Liquidity and Surrender Schedule

The free-withdrawal allowance is genuinely competitive: 10% of premiums paid in year one, then 10% of the prior anniversary value each year after, cumulative up to a 25% ceiling — more generous than the flat annual 10% many peer contracts offer with no carryover. Above that allowance, the surrender schedule below applies, and it's front-loaded: both year one and year two are charged at the same 9% rate before stepping down. That's a real difference from FIAs that ease into their surrender schedule gradually — an early exit in year one or two here costs the same either way. An MVA also applies to withdrawals subject to a surrender charge, which means the penalty can move up or down with interest rate changes at the time of withdrawal, on top of the stated surrender percentage.

Fees and Tradeoffs

There's no sales fee, no administrative fee, no M&E charge, and no annual contract fee disclosed anywhere in the source materials — the entire cost of this contract shows up in the caps, participation rates, and trigger rate rather than as a line-item deduction. That's a genuine advantage over fee-bearing designs, but it comes with the usual FIA tradeoff: upside is capped, participation-limited, or trigger-limited rather than a full pass-through of index gains, and the fixed account and guaranteed minimums (0.05% for most strategies, 1% for the uncapped participation and trigger strategies) sit near the contractual floor if index performance and future rate resets both disappoint. United of Omaha also sells a Return of Premium (ROP) version of this same 5-year product. Based on the sibling ROP product's spec sheet, choosing that rider trades this base contract's higher current rates (10.00% cap, 55% uncapped participation, 180% BofA Agility participation, 7.00% trigger, 3.90% fixed) for lower ones (9.50% cap, 50% uncapped participation, 170% BofA Agility participation, 6.75% trigger, 3.65% fixed) in exchange for a full return-of-premium guarantee on top of the base contract's standard 87.5%-of-premium MGSV floor. In other words, the base version reviewed here is the higher-rate, lower-guarantee side of that pair — someone who wants the extra principal guarantee gives up roughly a quarter to half a point of yield across every strategy to get it, and also narrows their issue-age eligibility from 0-85 down to 0-80.

Product snapshot
FeatureDetails
Product TypeFixed Indexed Annuity
Surrender Period5 years
Issue Ages0-85
Minimum Premium$10,000
IndicesS&P 500, BofA U.S. Agility Index
Crediting MethodsAnnual Point-to-Point, Annual Point-to-Point (Performance Trigger)
Free Withdrawal10% of premiums paid free in the first contract year; thereafter 10% of the prior account anniversary value, cumulative to a maximum of 25%
MGSV87.5% of premiums at 2.65%
Death BenefitFull account value paid immediately to beneficiary, no fee
Income RiderNot available
Premium BonusNone
AvailabilityNot approved in CA, NY
Carrier snapshot

Legal Entity: United of Omaha Life Insurance Company

Parent: Mutual of Omaha

A.M. Best Rating: A+

Final take

Ultra Advantage 5-Year is a competitive accumulation FIA for someone who wants a shorter surrender commitment, a genuinely deep crediting menu with a rate-lock option built in, and no explicit fee dragging on returns. The waiver package is a real differentiator — it's the kind of protection that matters if life happens to intervene during the surrender period, not just marketing language.

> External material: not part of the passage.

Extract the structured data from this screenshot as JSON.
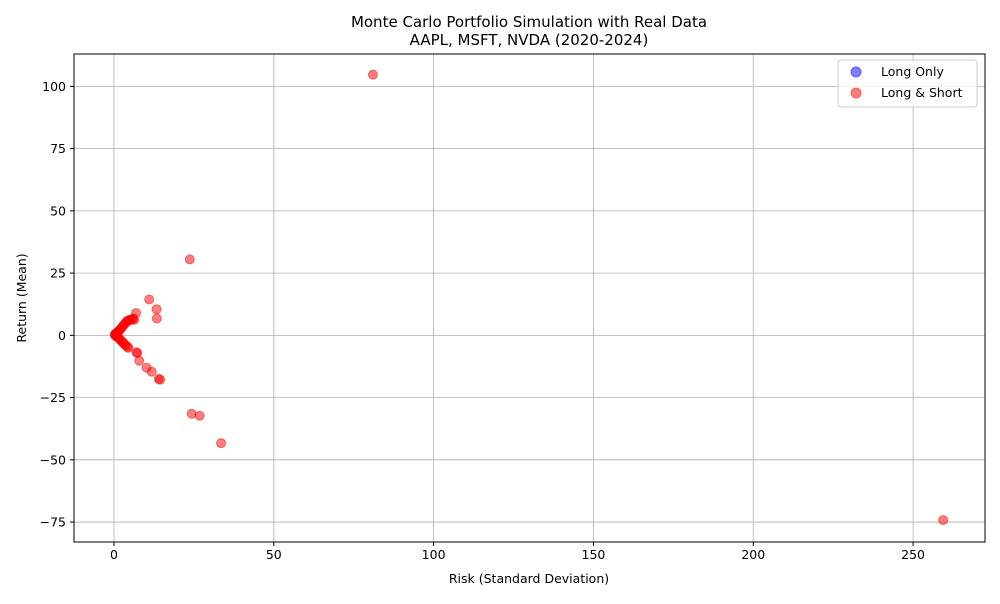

This isn't the contract for someone who wants guaranteed lifetime income, and the 9%/9% opening surrender years mean an early change of plans is more expensive here than in a five-year FIA that steps down gradually from day one. If income is the priority, look elsewhere in the lineup. If accumulation with strong liquidity protections is the goal, this holds up well against its peer group.